The cost to rent or buy a home in Seattle is far too high. Too many families are paying well over a third of their income in housing costs, or leaving the city altogether. That leaves people with long, polluting commutes, and drives down enrollment at our schools. High rents also mean rising homelessness. We can’t continue to accept inaction from our elected leaders.

 

I have a proven record of winning major victories on affordable housing and renters’ rights.
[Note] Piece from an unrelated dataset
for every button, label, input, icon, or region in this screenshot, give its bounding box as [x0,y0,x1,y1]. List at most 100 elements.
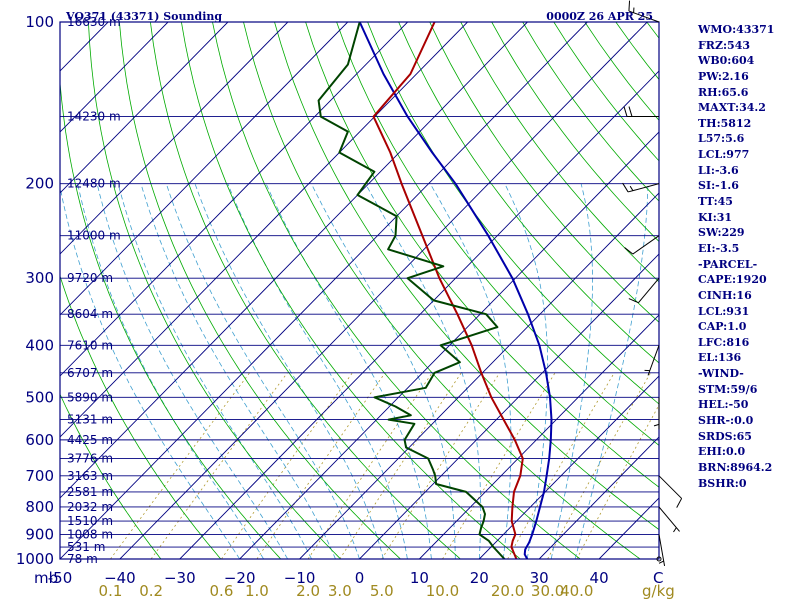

In 2018, when the county proposed using public funds to upgrade the billionaire-owned Mariners’ stadium, I fought to shift millions of dollars to housing instead. 

 

In 2020, I led on designing and passing JumpStart Seattle, our city’s landmark tax on wealthy corporations, with the revenue dedicated above all to housing — until last year, when our current mayor Bruce Harrell diverted the bulk of those funds to plug a budget hole, because he didn’t want to anger his rich friends by raising new progressive revenue. 

 

And starting in 2021, I coordinated the Stay Housed Stay Healthy coalition, winning stronger protections for renters in Seattle and seven other jurisdictions across King County, from longer notice of rent increases to caps on move-in fees and late fees.

 

When I moved to Seattle in my early 20s, my husband and I were able to find an affordable home to rent while we built a life here, even though we didn’t have high-paying jobs lined up or savings in the bank. Today, it would be nearly impossible for another young couple to follow in our footsteps. Let’s make sure that our parents, our neighbors, and our children can afford to continue calling Seattle home.